Returns the HTTP headers of <url>. Only HTTP urls are valid, of course.

location <url>

If the <url> is redirected to another page, returns the URL of that page. This works even if there are multiple redirects. Only HTTP urls are valid. Useful to “un-tinify” URLs.

size <url>

Returns the Content-Length header of <url>. Only HTTP urls are valid, of course.

title [–no-filter] <url>

Returns the HTML <title>…</title> of a URL. If –no-filter is given, the bot won’t strip special chars (action, DCC, …).

urlquote <text>

Returns the URL quoted form of the text.

urlunquote <text>

Returns the text un-URL quoted.

Configuration

supybot.plugins.Web.checkIgnored

This config variable defaults to “True”, is network-specific, and is channel-specific.

Determines whether the title snarfer checks if the author of a message is ignored.

supybot.plugins.Web.fetch

This is a group of:

supybot.plugins.Web.fetch.maximum

This config variable defaults to “0”, is not network-specific, and is not channel-specific.

Determines the maximum number of bytes the bot will download via the ‘fetch’ command in this plugin.

supybot.plugins.Web.fetch.timeout

This config variable defaults to “5”, is not network-specific, and is not channel-specific.

Determines the maximum number of seconds the bot will wait for the site to respond, when using the ‘fetch’ command in this plugin. If 0, will use socket.defaulttimeout

supybot.plugins.Web.nonSnarfingRegexp

This config variable defaults to “”, is network-specific, and is channel-specific.

Determines what URLs matching the given regexp will not be snarfed. Give the empty string if you have no URLs that you’d like to exclude from being snarfed.

supybot.plugins.Web.public

This config variable defaults to “True”, is not network-specific, and is not channel-specific.

Determines whether this plugin is publicly visible.

supybot.plugins.Web.snarfMultipleUrls

This config variable defaults to “False”, is network-specific, and is channel-specific.

Determines whether the title snarfer will query all URLs in a message, or only the first one.

supybot.plugins.Web.snarferPrefix

This config variable defaults to “Title:”, is network-specific, and is channel-specific.

Determines the string used at before a web page’s title.

supybot.plugins.Web.snarferReportIOExceptions

This config variable defaults to “False”, is network-specific, and is channel-specific.

Determines whether the bot will notfiy the user about network exceptions like hostnotfound, timeout ….

supybot.plugins.Web.snarferShowDomain

This config variable defaults to “True”, is network-specific, and is channel-specific.

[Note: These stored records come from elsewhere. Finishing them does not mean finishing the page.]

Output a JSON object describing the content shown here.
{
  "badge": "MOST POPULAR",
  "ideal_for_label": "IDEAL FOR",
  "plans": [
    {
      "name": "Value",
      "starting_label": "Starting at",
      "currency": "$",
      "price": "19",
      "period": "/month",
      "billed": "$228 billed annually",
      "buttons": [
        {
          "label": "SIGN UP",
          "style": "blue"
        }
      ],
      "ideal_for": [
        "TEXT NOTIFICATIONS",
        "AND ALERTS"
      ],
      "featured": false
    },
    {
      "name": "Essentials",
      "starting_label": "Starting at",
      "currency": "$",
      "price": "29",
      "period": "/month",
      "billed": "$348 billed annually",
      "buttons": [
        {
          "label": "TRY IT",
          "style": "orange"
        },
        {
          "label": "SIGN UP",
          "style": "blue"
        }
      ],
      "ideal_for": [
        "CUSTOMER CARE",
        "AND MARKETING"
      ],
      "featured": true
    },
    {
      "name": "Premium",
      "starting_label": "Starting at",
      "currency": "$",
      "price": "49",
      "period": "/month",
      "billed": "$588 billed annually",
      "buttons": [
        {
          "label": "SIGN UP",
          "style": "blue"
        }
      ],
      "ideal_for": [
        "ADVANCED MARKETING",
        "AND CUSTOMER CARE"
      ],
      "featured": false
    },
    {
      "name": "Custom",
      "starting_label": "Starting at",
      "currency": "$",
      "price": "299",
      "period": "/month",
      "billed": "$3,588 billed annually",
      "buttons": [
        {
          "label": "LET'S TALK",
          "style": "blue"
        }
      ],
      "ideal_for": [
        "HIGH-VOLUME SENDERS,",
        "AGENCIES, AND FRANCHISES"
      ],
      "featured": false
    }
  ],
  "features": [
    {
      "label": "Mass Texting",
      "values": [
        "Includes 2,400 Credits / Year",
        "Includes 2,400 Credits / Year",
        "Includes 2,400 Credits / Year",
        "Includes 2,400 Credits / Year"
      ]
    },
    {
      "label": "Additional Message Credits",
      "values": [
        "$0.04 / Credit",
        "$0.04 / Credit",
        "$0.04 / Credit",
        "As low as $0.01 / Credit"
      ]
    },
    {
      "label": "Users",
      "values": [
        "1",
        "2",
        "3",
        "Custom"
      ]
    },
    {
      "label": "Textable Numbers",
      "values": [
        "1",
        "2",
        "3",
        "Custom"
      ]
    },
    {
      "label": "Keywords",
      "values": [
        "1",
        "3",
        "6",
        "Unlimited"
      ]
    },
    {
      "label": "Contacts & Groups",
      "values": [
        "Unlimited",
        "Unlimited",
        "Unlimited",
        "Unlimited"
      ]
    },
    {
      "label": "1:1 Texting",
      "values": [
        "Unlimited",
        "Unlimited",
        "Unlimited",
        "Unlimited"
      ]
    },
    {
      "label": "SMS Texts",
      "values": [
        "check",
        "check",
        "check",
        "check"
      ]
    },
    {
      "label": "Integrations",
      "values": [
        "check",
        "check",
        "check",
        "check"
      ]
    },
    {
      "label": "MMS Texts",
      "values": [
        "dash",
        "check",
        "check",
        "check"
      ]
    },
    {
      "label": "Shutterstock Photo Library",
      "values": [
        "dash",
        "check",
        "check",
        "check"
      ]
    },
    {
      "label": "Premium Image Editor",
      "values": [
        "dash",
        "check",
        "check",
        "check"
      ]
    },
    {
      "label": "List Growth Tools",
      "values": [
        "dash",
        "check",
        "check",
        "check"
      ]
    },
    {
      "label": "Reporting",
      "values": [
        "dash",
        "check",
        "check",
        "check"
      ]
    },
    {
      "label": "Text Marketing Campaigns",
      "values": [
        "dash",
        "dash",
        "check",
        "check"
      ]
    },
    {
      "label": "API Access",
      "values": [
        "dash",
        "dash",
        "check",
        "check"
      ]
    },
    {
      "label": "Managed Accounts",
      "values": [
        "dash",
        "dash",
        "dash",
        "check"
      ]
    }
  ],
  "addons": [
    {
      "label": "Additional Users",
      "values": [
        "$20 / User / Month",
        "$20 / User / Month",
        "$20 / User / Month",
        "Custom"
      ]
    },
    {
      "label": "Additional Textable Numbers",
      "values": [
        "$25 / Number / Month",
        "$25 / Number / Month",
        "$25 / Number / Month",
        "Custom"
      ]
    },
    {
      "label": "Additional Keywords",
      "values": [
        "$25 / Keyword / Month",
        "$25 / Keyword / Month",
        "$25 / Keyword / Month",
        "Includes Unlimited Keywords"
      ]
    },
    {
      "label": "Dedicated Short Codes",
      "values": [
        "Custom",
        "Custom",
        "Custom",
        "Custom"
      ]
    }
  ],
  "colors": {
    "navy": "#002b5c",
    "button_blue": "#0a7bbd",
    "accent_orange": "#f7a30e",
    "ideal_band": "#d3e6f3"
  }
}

Determines whether domain names should be displayed by the title snarfer.

supybot.plugins.Web.snarferShowTargetDomain

This config variable defaults to “False”, is network-specific, and is channel-specific.

Determines whether the domain name displayed by the snarfer will be the original one (posted on IRC) or the target one (got after following redirects, if any).

supybot.plugins.Web.timeout

This config variable defaults to “5”, is not network-specific, and is not channel-specific.

Determines the maximum number of seconds the bot will wait for the site to respond, when using a command in this plugin other than ‘fetch’. If 0, will use socket.defaulttimeout

supybot.plugins.Web.titleSnarfer

This config variable defaults to “False”, is network-specific, and is channel-specific.

Determines whether the bot will output the HTML title of URLs it sees in the channel.

supybot.plugins.Web.urlWhitelist

This config variable defaults to ” “, is not network-specific, and is not channel-specific.

If set, bot will only fetch data from urls in the whitelist, i.e. starting with http://domain/optionalpath/. This will apply to all commands that retrieve data from user-supplied URLs, including fetch, headers, title, doctype.